ERG SES H 02, Language and Education
History taught us that the inclusion of immigrant children and their languages within worldwide educational systems is not an easy task and that many immigrant children still underperform as compared to their native peers. In my master thesis, I examine a strategy called translanguaging.
The use of this strategy is related to the question of how to deal with the diversity of languages that immigrant children bring with them to the classroom. Translanguaging describes multilingual discourses as observed in informal reality, in which the borders between languages are fluid and changing and depending on the particular situation and speaking partner.
Using translanguaging as educational strategy implies that children should at some moments be allowed and encouraged to use their full linguistic repertoire, including their home languages. Translanguaging moves away from the traditional view that languages should be kept separate. Translanguaging supports the acceptance of multilingualism and minority languages that traditionally have less social power than majority languages in education. Translanguaging is associated with positive outcomes such as enhanced thinking power, deeper understanding, better mediation of meaning, and stronger multilingualism, as was partly corroborated in preliminary neuropsychological studies. Moreover, valorization of home languages may help students build identity. This positive identity construction may also have a positive influence on school results and better development of the schooling language.

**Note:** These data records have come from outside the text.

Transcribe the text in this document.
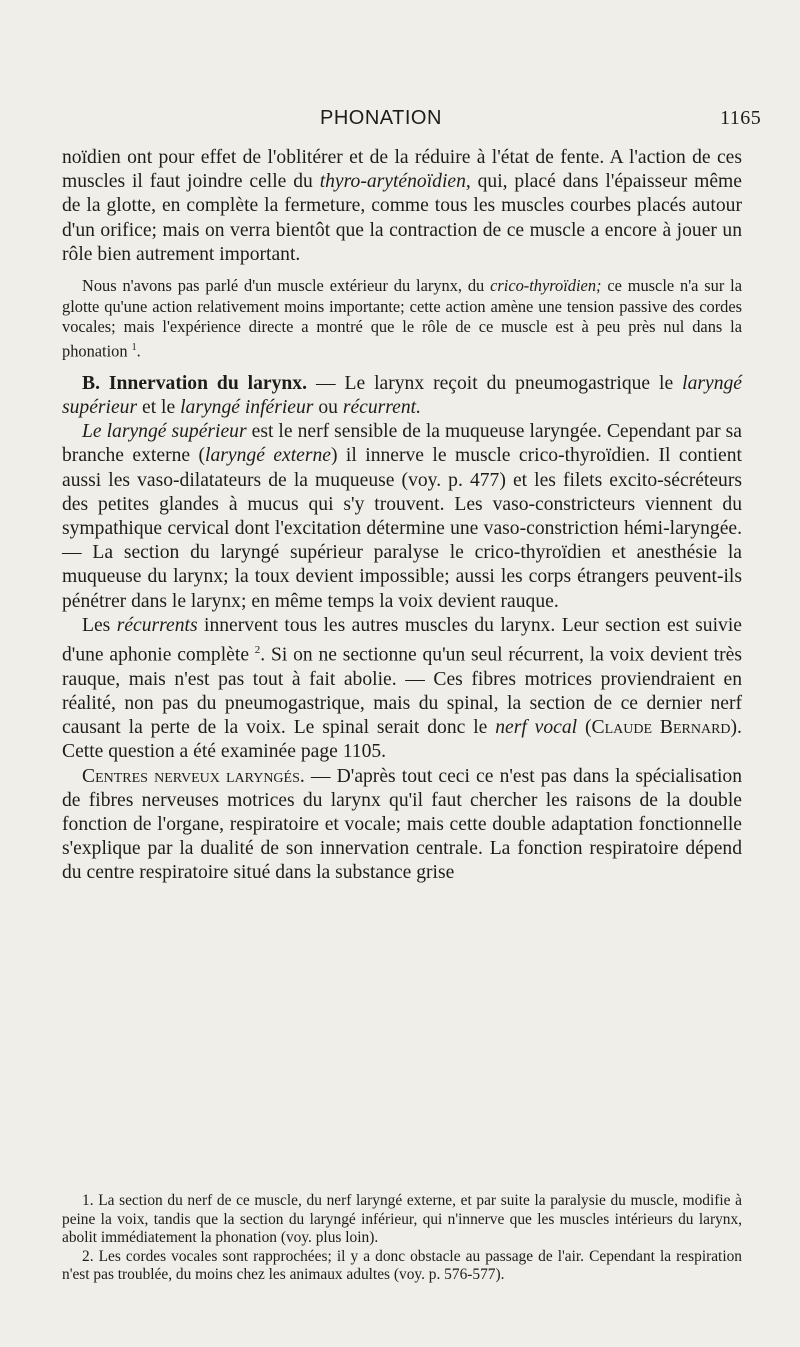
PHONATION	1165

noïdien ont pour effet de l'oblitérer et de la réduire à l'état de fente. A l'action de ces muscles il faut joindre celle du thyro-aryténoïdien, qui, placé dans l'épaisseur même de la glotte, en complète la fermeture, comme tous les muscles courbes placés autour d'un orifice; mais on verra bientôt que la contraction de ce muscle a encore à jouer un rôle bien autrement important.

Nous n'avons pas parlé d'un muscle extérieur du larynx, du crico-thyroïdien; ce muscle n'a sur la glotte qu'une action relativement moins importante; cette action amène une tension passive des cordes vocales; mais l'expérience directe a montré que le rôle de ce muscle est à peu près nul dans la phonation $^1$.

B. Innervation du larynx. — Le larynx reçoit du pneumogastrique le laryngé supérieur et le laryngé inférieur ou récurrent.

Le laryngé supérieur est le nerf sensible de la muqueuse laryngée. Cependant par sa branche externe (laryngé externe) il innerve le muscle crico-thyroïdien. Il contient aussi les vaso-dilatateurs de la muqueuse (voy. p. 477) et les filets excito-sécréteurs des petites glandes à mucus qui s'y trouvent. Les vaso-constricteurs viennent du sympathique cervical dont l'excitation détermine une vaso-constriction hémi-laryngée. — La section du laryngé supérieur paralyse le crico-thyroïdien et anesthésie la muqueuse du larynx; la toux devient impossible; aussi les corps étrangers peuvent-ils pénétrer dans le larynx; en même temps la voix devient rauque.

Les récurrents innervent tous les autres muscles du larynx. Leur section est suivie d'une aphonie complète $^2$. Si on ne sectionne qu'un seul récurrent, la voix devient très rauque, mais n'est pas tout à fait abolie. — Ces fibres motrices proviendraient en réalité, non pas du pneumogastrique, mais du spinal, la section de ce dernier nerf causant la perte de la voix. Le spinal serait donc le nerf vocal (Claude Bernard). Cette question a été examinée page 1105.

Centres nerveux laryngés. — D'après tout ceci ce n'est pas dans la spécialisation de fibres nerveuses motrices du larynx qu'il faut chercher les raisons de la double fonction de l'organe, respiratoire et vocale; mais cette double adaptation fonctionnelle s'explique par la dualité de son innervation centrale. La fonction respiratoire dépend du centre respiratoire situé dans la substance grise

1. La section du nerf de ce muscle, du nerf laryngé externe, et par suite la paralysie du muscle, modifie à peine la voix, tandis que la section du laryngé inférieur, qui n'innerve que les muscles intérieurs du larynx, abolit immédiatement la phonation (voy. plus loin).

2. Les cordes vocales sont rapprochées; il y a donc obstacle au passage de l'air. Cependant la respiration n'est pas troublée, du moins chez les animaux adultes (voy. p. 576-577).
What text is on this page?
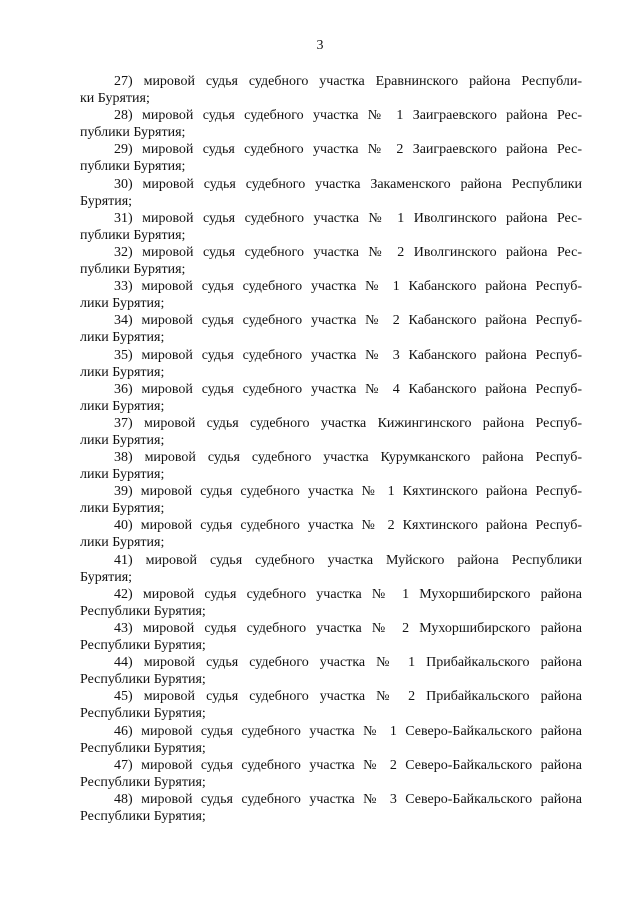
3
27) мировой судья судебного участка Еравнинского района Республи-
ки Бурятия;
28) мировой судья судебного участка № 1 Заиграевского района Рес-
публики Бурятия;
29) мировой судья судебного участка № 2 Заиграевского района Рес-
публики Бурятия;
30) мировой судья судебного участка Закаменского района Республики
Бурятия;
31) мировой судья судебного участка № 1 Иволгинского района Рес-
публики Бурятия;
32) мировой судья судебного участка № 2 Иволгинского района Рес-
публики Бурятия;
33) мировой судья судебного участка № 1 Кабанского района Респуб-
лики Бурятия;
34) мировой судья судебного участка № 2 Кабанского района Респуб-
лики Бурятия;
35) мировой судья судебного участка № 3 Кабанского района Респуб-
лики Бурятия;
36) мировой судья судебного участка № 4 Кабанского района Респуб-
лики Бурятия;
37) мировой судья судебного участка Кижингинского района Респуб-
лики Бурятия;
38) мировой судья судебного участка Курумканского района Респуб-
лики Бурятия;
39) мировой судья судебного участка № 1 Кяхтинского района Респуб-
лики Бурятия;
40) мировой судья судебного участка № 2 Кяхтинского района Респуб-
лики Бурятия;
41) мировой судья судебного участка Муйского района Республики
Бурятия;
42) мировой судья судебного участка № 1 Мухоршибирского района
Республики Бурятия;
43) мировой судья судебного участка № 2 Мухоршибирского района
Республики Бурятия;
44) мировой судья судебного участка № 1 Прибайкальского района
Республики Бурятия;
45) мировой судья судебного участка № 2 Прибайкальского района
Республики Бурятия;
46) мировой судья судебного участка № 1 Северо-Байкальского района
Республики Бурятия;
47) мировой судья судебного участка № 2 Северо-Байкальского района
Республики Бурятия;
48) мировой судья судебного участка № 3 Северо-Байкальского района
Республики Бурятия;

Although translanguaging theoretically holds promise, especially in the current globalized world, it is also considered (too) ideological. Moreover, translanguaging is often associated with a burden of guilt of both students and teachers, because as a norm different languages should not be mixed, and still often the one-person-one-language approach is considered the gold standard.
Furthermore, as there are many different multilingual classrooms, translanguaging in education is not about a one-size-fits-all pedagogy. For instance, multilingual classrooms may vary with respect to, for instance, the amount of different mother tongues in a classroom, children’s proficiency in their different languages (e.g. different proficiency in home language and schooling language), children’s attitudes towards different languages, the willingness to learn a majority language, teacher proficiency in the various languages, language statuses and learning objectives.
So far, empirical research on teaching translanguaging is still in its infancy, especially with regard to the multilingual classroom. Large part of the studies into translanguaging primarily focus on the allocation of only two languages in bilingual classrooms. Therefore, in-depth research into how translanguaging could be taught in various contexts in linguistically highly heterogeneous classrooms is needed.
Therefore, the aim of my study is to investigate pedagogical principles for translanguaging and consequently, to examine their convergence with contextual constraints and opportunities as observed in different multilingual classrooms and multilingual children´s experiences. As such, guidelines for accurate contextualization of translanguaging practices in multilingual education can be generated.
My qualitatively studied research question about principles, constraints and opportunities of translanguaging as educational strategy is threefold:
RQ1: What are principles of a translanguaging pedagogy in different multilingual classrooms according to experts in multilingualism and language education and a systematic review of literature?
RQ2: What constraints and opportunities of the translanguaging pedagogy are observed
in four multilingual classrooms in diverse contexts?
RQ3: How would multilingual children, with different migration backgrounds, experience a translanguaging pedagogy?